We look forward to writing to you again soon.  

Budget Summary

 The 2012/13 budget has been described as a very ambitious plan to turn a $44 billion deficit into a $1.5billion surplus.  The Federal Government has had to make some serious changes and cutbacks in order to achieve this.  


Key points on Superannuation

1.  One cap fits all from 1 July 2012 – no higher concessional contributions cap for over 50’s.

2.  Reduction of super tax concessions for contributions from very high income earners.

3.  SMSF Auditor Registration and competency exams.

  Key points on Taxation


  •         1.  Redundancy payments – reduced tax offset for certain employment termination payments.

    2.  Phase out the mature age worker’s tax offset for those born on or after 1 July 1957.

    3.  Medicare levy low income threshold – from 1 July 2012 thresholds will increase.

       4. Education expense tax offset – this offset will be replaced by a Schoolkids Bonus.

       5. Company tax loss carry back provisions.

    6.  Limits on living away from home allowances tax concessions and benefits .

    7.  Increased marginal tax rates for non-resident tax payers.

    8.  Increase in managed investment trust final withholding tax rate.

  •  9.  Removal of CGT tax discount for non-residents – gains accrued after 8 May 2012.

    10. Company tax rate cut will not proceed.

    11. Interest income tax discount will not proceed.

Key points on Social Security

1. Centrelink – the maximum reserve amount      increased for Liquid Asset Waiting Period.

2. Mature age participation – job seeker assistance to help 55+ to re-enter the workforce.

3. Parenting payment - changed eligibility for 1 July 2006 grandfathered recipients.

4. New income support supplement – from 20 March 2013 increased supplements to relieve cost of living pressures.

5. Family Tax Benefit Part A – from 1 January 2013, limited eligibility for FTB Part A.

6. Family Tax Benefit Part A – maximum payment increased.

7. National Disability Insurance Scheme – to be  established from 1 January 2013.

8. Portability of Australian Government payments – period paid while travelling overseas reduced from 13 to 6 weeks.

9. Aged care reforms – tighter means test to assess home care & residential care fees.

The above summary highlights the areas that we   believe will have the greatest impact on your situation. It does not include all the changes    presented in the 2012 Budget and due to the number of changes we will not expand on each individual area.
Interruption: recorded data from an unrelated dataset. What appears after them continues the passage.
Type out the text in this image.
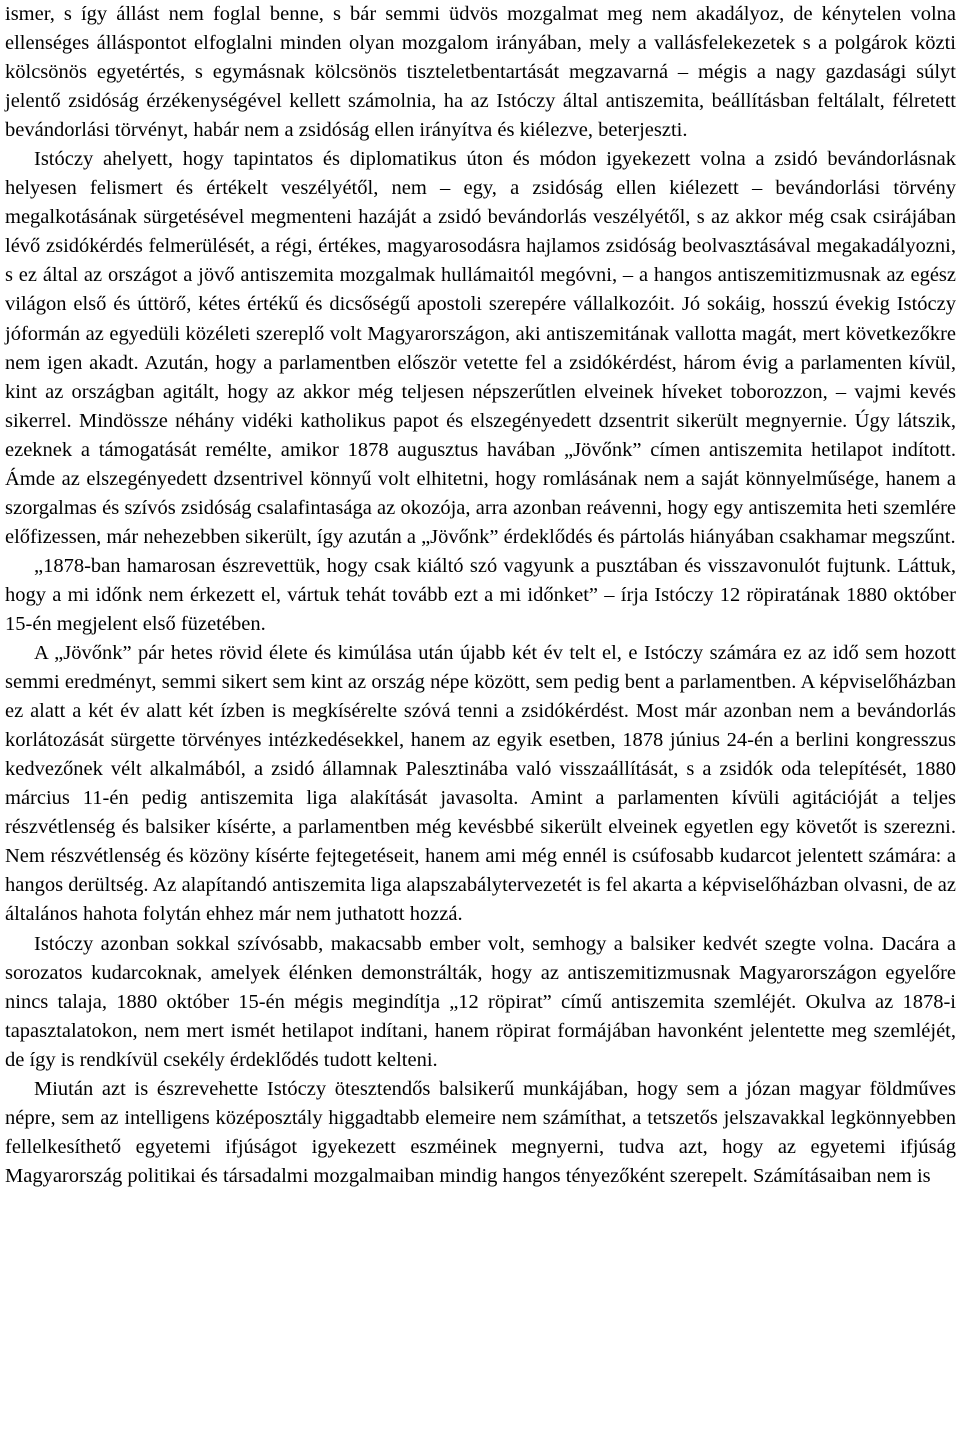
ismer, s így állást nem foglal benne, s bár semmi üdvös mozgalmat meg nem akadályoz, de kénytelen volna ellenséges álláspontot elfoglalni minden olyan mozgalom irányában, mely a vallásfelekezetek s a polgárok közti kölcsönös egyetértés, s egymásnak kölcsönös tiszteletbentartását megzavarná – mégis a nagy gazdasági súlyt jelentő zsidóság érzékenységével kellett számolnia, ha az Istóczy által antiszemita, beállításban feltálalt, félretett bevándorlási törvényt, habár nem a zsidóság ellen irányítva és kiélezve, beterjeszti.

Istóczy ahelyett, hogy tapintatos és diplomatikus úton és módon igyekezett volna a zsidó bevándorlásnak helyesen felismert és értékelt veszélyétől, nem – egy, a zsidóság ellen kiélezett – bevándorlási törvény megalkotásának sürgetésével megmenteni hazáját a zsidó bevándorlás veszélyétől, s az akkor még csak csirájában lévő zsidókérdés felmerülését, a régi, értékes, magyarosodásra hajlamos zsidóság beolvasztásával megakadályozni, s ez által az országot a jövő antiszemita mozgalmak hullámaitól megóvni, – a hangos antiszemitizmusnak az egész világon első és úttörő, kétes értékű és dicsőségű apostoli szerepére vállalkozóit. Jó sokáig, hosszú évekig Istóczy jóformán az egyedüli közéleti szereplő volt Magyarországon, aki antiszemitának vallotta magát, mert következőkre nem igen akadt. Azután, hogy a parlamentben először vetette fel a zsidókérdést, három évig a parlamenten kívül, kint az országban agitált, hogy az akkor még teljesen népszerűtlen elveinek híveket toborozzon, – vajmi kevés sikerrel. Mindössze néhány vidéki katholikus papot és elszegényedett dzsentrit sikerült megnyernie. Úgy látszik, ezeknek a támogatását remélte, amikor 1878 augusztus havában „Jövőnk” címen antiszemita hetilapot indított. Ámde az elszegényedett dzsentrivel könnyű volt elhitetni, hogy romlásának nem a saját könnyelműsége, hanem a szorgalmas és szívós zsidóság csalafintasága az okozója, arra azonban reávenni, hogy egy antiszemita heti szemlére előfizessen, már nehezebben sikerült, így azután a „Jövőnk” érdeklődés és pártolás hiányában csakhamar megszűnt.

„1878-ban hamarosan észrevettük, hogy csak kiáltó szó vagyunk a pusztában és visszavonulót fujtunk. Láttuk, hogy a mi időnk nem érkezett el, vártuk tehát tovább ezt a mi időnket” – írja Istóczy 12 röpiratának 1880 október 15-én megjelent első füzetében.

A „Jövőnk” pár hetes rövid élete és kimúlása után újabb két év telt el, e Istóczy számára ez az idő sem hozott semmi eredményt, semmi sikert sem kint az ország népe között, sem pedig bent a parlamentben. A képviselőházban ez alatt a két év alatt két ízben is megkísérelte szóvá tenni a zsidókérdést. Most már azonban nem a bevándorlás korlátozását sürgette törvényes intézkedésekkel, hanem az egyik esetben, 1878 június 24-én a berlini kongresszus kedvezőnek vélt alkalmából, a zsidó államnak Palesztinába való visszaállítását, s a zsidók oda telepítését, 1880 március 11-én pedig antiszemita liga alakítását javasolta. Amint a parlamenten kívüli agitációját a teljes részvétlenség és balsiker kísérte, a parlamentben még kevésbbé sikerült elveinek egyetlen egy követőt is szerezni. Nem részvétlenség és közöny kísérte fejtegetéseit, hanem ami még ennél is csúfosabb kudarcot jelentett számára: a hangos derültség. Az alapítandó antiszemita liga alapszabálytervezetét is fel akarta a képviselőházban olvasni, de az általános hahota folytán ehhez már nem juthatott hozzá.

Istóczy azonban sokkal szívósabb, makacsabb ember volt, semhogy a balsiker kedvét szegte volna. Dacára a sorozatos kudarcoknak, amelyek élénken demonstrálták, hogy az antiszemitizmusnak Magyarországon egyelőre nincs talaja, 1880 október 15-én mégis megindítja „12 röpirat” című antiszemita szemléjét. Okulva az 1878-i tapasztalatokon, nem mert ismét hetilapot indítani, hanem röpirat formájában havonként jelentette meg szemléjét, de így is rendkívül csekély érdeklődés tudott kelteni.

Miután azt is észrevehette Istóczy ötesztendős balsikerű munkájában, hogy sem a józan magyar földműves népre, sem az intelligens középosztály higgadtabb elemeire nem számíthat, a tetszetős jelszavakkal legkönnyebben fellelkesíthető egyetemi ifjúságot igyekezett eszméinek megnyerni, tudva azt, hogy az egyetemi ifjúság Magyarország politikai és társadalmi mozgalmaiban mindig hangos tényezőként szerepelt. Számításaiban nem is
If you would like further information on any of the above please contact your adviser or call our office.

Active's thoughts on the budget


This budget will be the first   surplus a Labor government will deliver in 25 years. The surplus, together with our AAA rating from the major rating agencies, our relative low     unemployment, economic resilience and high terms of trade and banking strength re-inforces our position relative to the major developed countries and boosts confidence in Australia’s economic and financial position.

While balancing the budget is important, our economy appears to be slowing and the real question remains whether this is the best time to deliver a surplus.  The risk is that reducing spending becomes a fiscal drag on the economy and places undue pressure on the RBA when they are attempting to manage borrowing costs, as well as the impact of the high Australian dollar and restoring confidence in our economy.
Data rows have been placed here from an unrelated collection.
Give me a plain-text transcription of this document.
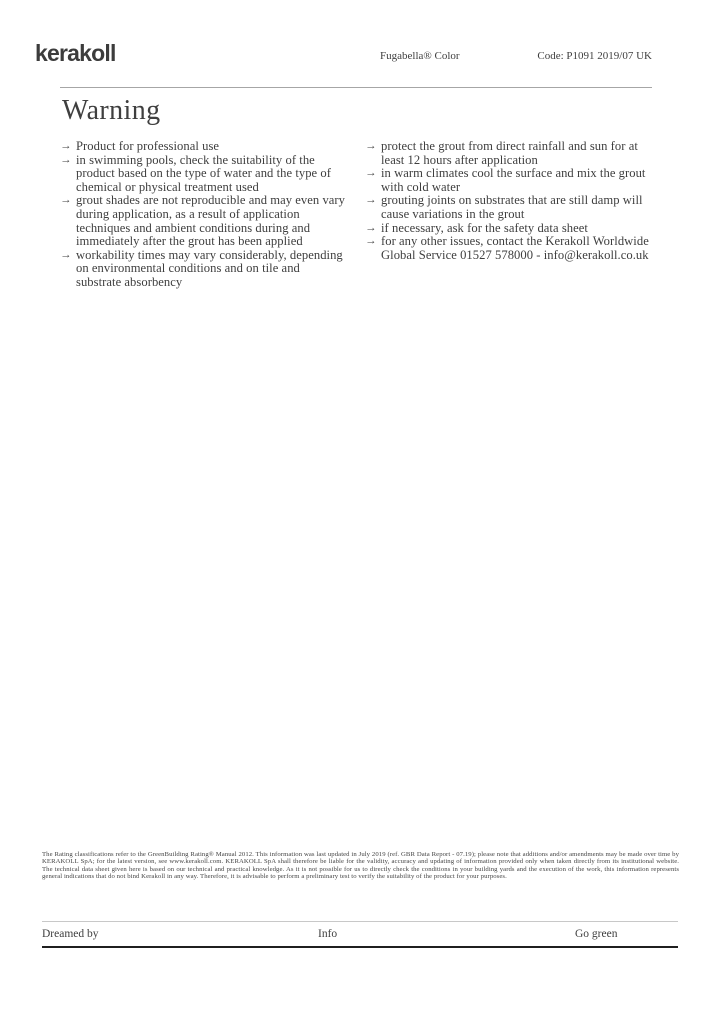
kerakoll	Fugabella® Color	Code: P1091 2019/07 UK
Warning
→ Product for professional use
→ in swimming pools, check the suitability of the product based on the type of water and the type of chemical or physical treatment used
→ grout shades are not reproducible and may even vary during application, as a result of application techniques and ambient conditions during and immediately after the grout has been applied
→ workability times may vary considerably, depending on environmental conditions and on tile and substrate absorbency
→ protect the grout from direct rainfall and sun for at least 12 hours after application
→ in warm climates cool the surface and mix the grout with cold water
→ grouting joints on substrates that are still damp will cause variations in the grout
→ if necessary, ask for the safety data sheet
→ for any other issues, contact the Kerakoll Worldwide Global Service 01527 578000 - info@kerakoll.co.uk

The Rating classifications refer to the GreenBuilding Rating® Manual 2012. This information was last updated in July 2019 (ref. GBR Data Report - 07.19); please note that additions and/or amendments may be made over time by KERAKOLL SpA; for the latest version, see www.kerakoll.com. KERAKOLL SpA shall therefore be liable for the validity, accuracy and updating of information provided only when taken directly from its institutional website. The technical data sheet given here is based on our technical and practical knowledge. As it is not possible for us to directly check the conditions in your building yards and the execution of the work, this information represents general indications that do not bind Kerakoll in any way. Therefore, it is advisable to perform a preliminary test to verify the suitability of the product for your purposes.

Dreamed by	Info	Go green
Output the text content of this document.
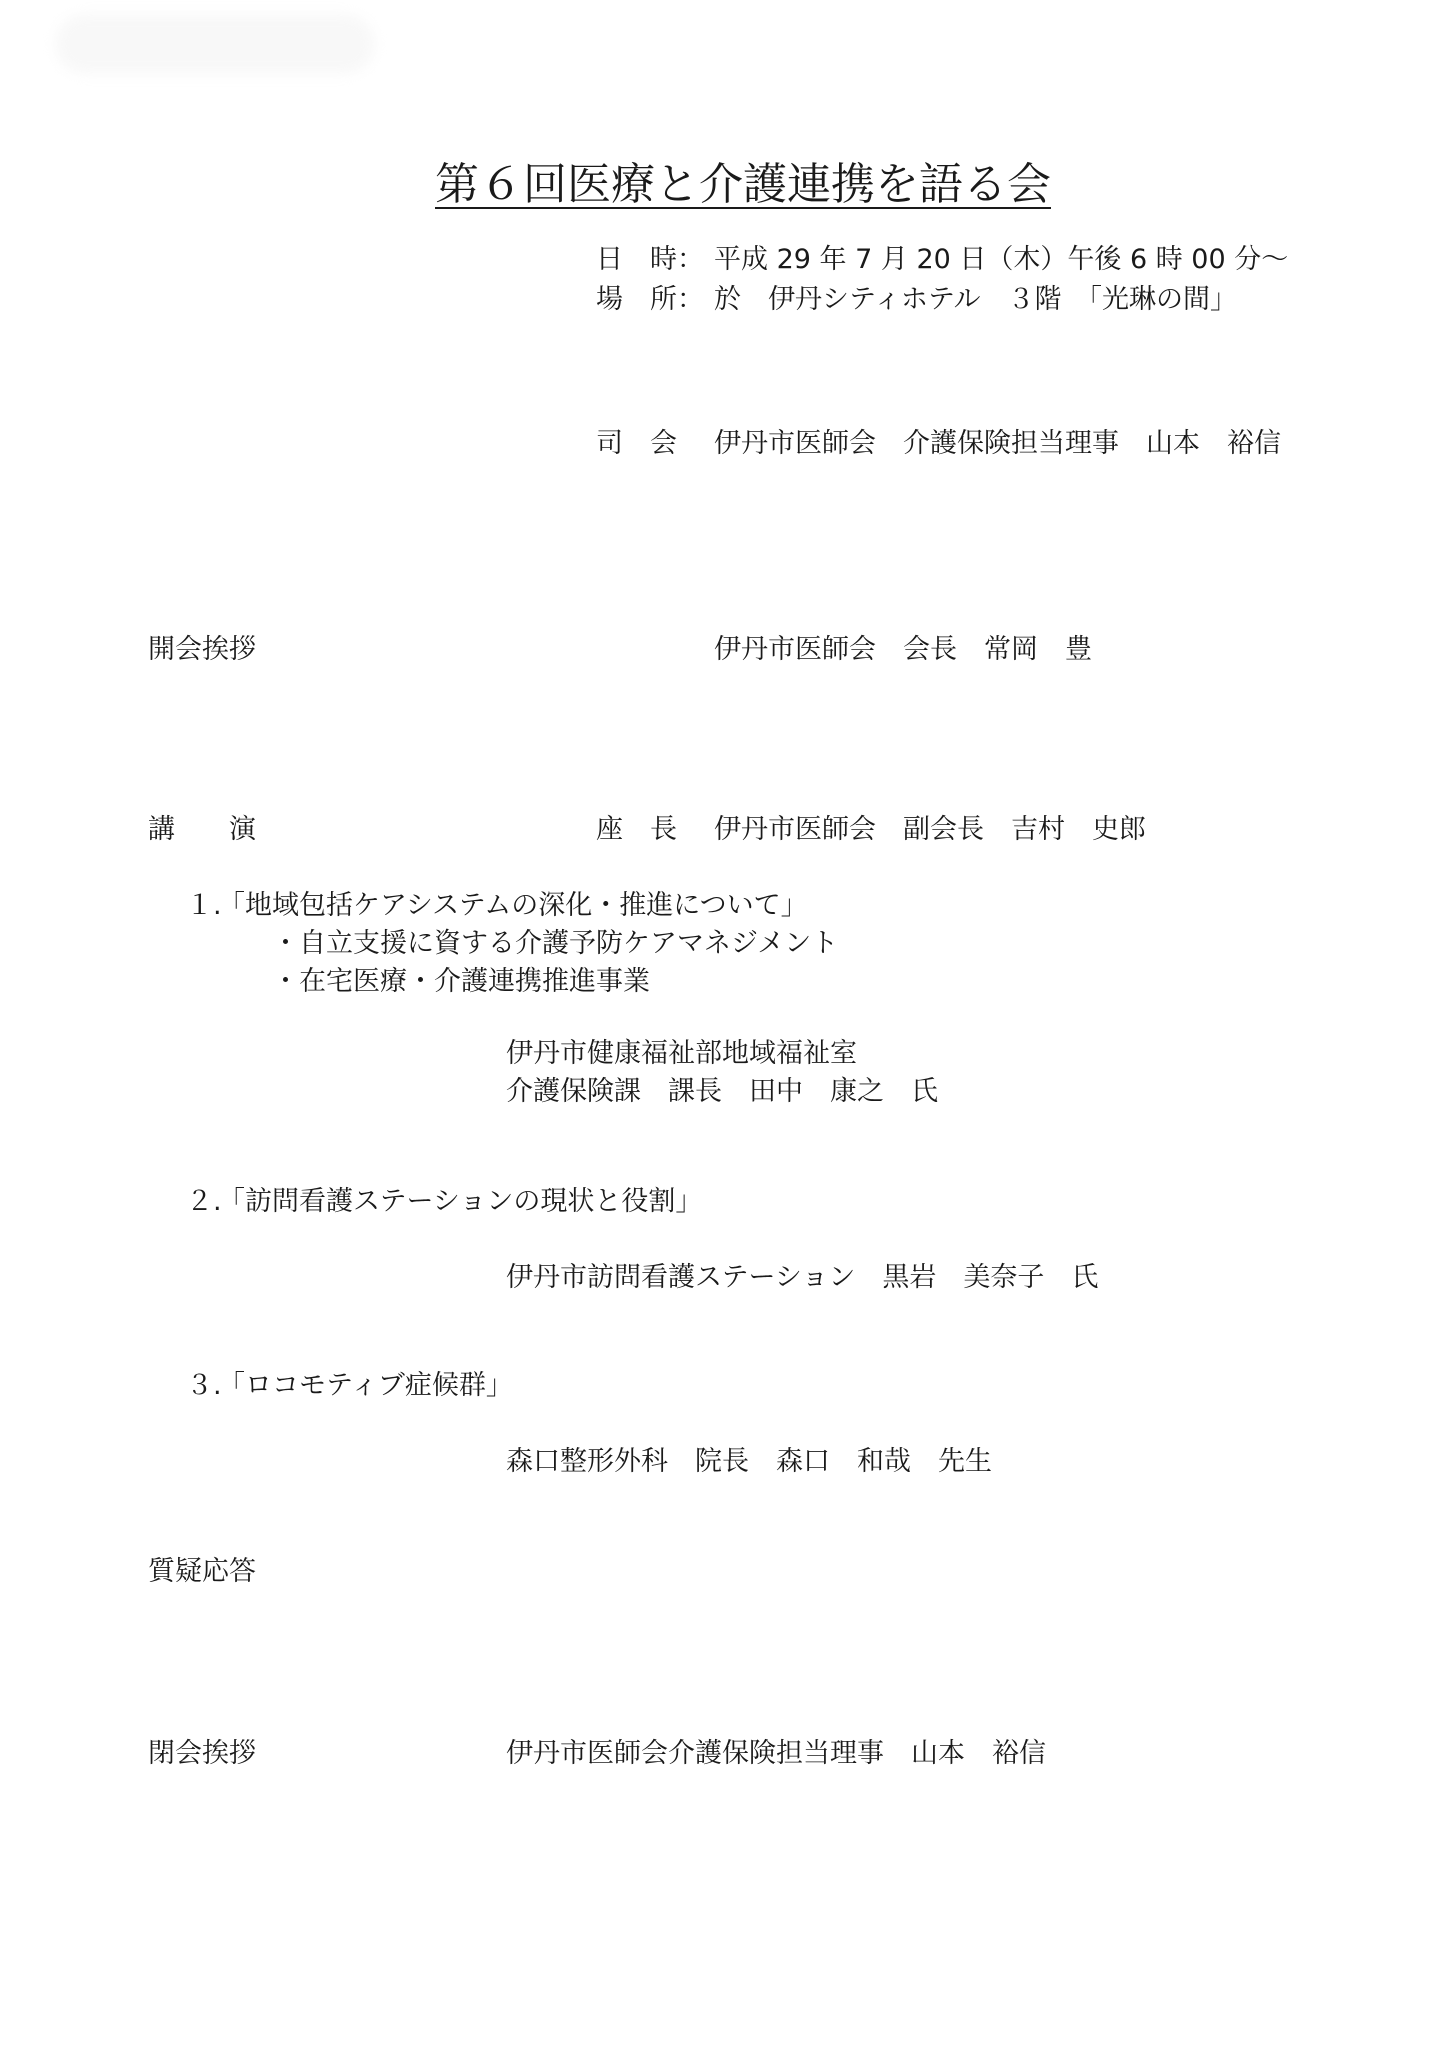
第６回医療と介護連携を語る会
日　時： 平成 29 年 7 月 20 日（木）午後 6 時 00 分～
場　所： 於　伊丹シティホテル　３階　「光琳の間」
司　会 伊丹市医師会　介護保険担当理事　山本　裕信
開会挨拶	伊丹市医師会　会長　常岡　豊
講　　演	座　長 伊丹市医師会　副会長　吉村　史郎
１.
「地域包括ケアシステムの深化・推進について」
・自立支援に資する介護予防ケアマネジメント
・在宅医療・介護連携推進事業
伊丹市健康福祉部地域福祉室
介護保険課　課長　田中　康之　氏
２.
「訪問看護ステーションの現状と役割」
伊丹市訪問看護ステーション　黒岩　美奈子　氏
３.
「ロコモティブ症候群」
森口整形外科　院長　森口　和哉　先生
質疑応答
閉会挨拶	伊丹市医師会介護保険担当理事　山本　裕信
 The budget highlights the governments intention to shift money away from corporates and high income earners to the “battlers” including families, small businesses and the disabled.

The budget is expected to have an adverse affect on clients  invested in Australian shares as the promised cuts to the corporate tax rate will not flow through to the investors.  Company profits may be negatively affected resulting in lower returns.  This together with lower interest rates is expected to disappoint investors, particularly retirees. 

On one hand we’ve seen the Labor government express concerns that individuals are not saving enough for their retirement, to the point of proposing increases in SGC from 9% to 12%, but on the other hand they have failed to deliver personal incentives to build wealth for retirement.  This will increase the burden for future governments and tax payers to fund the burgeoning  number of baby boomers moving into retirement.

There is also an increasing  potential for over 50’s who are salary sacrificing to exceed the $25,000 concessional contributions cap, with major tax repercussions.

The % minimum allocated pension payments remain unchanged which will continue to help those clients who can manage on the lower reduced pension amounts.  Hopefully, the markets will start improving in the next 12 months which may result in a recovery of retirement capital.

Carbon tax compensation and the adjustments to the tax rates will benefit those earning less than $80,000 pa and those earning less than $20,542 will pay no tax.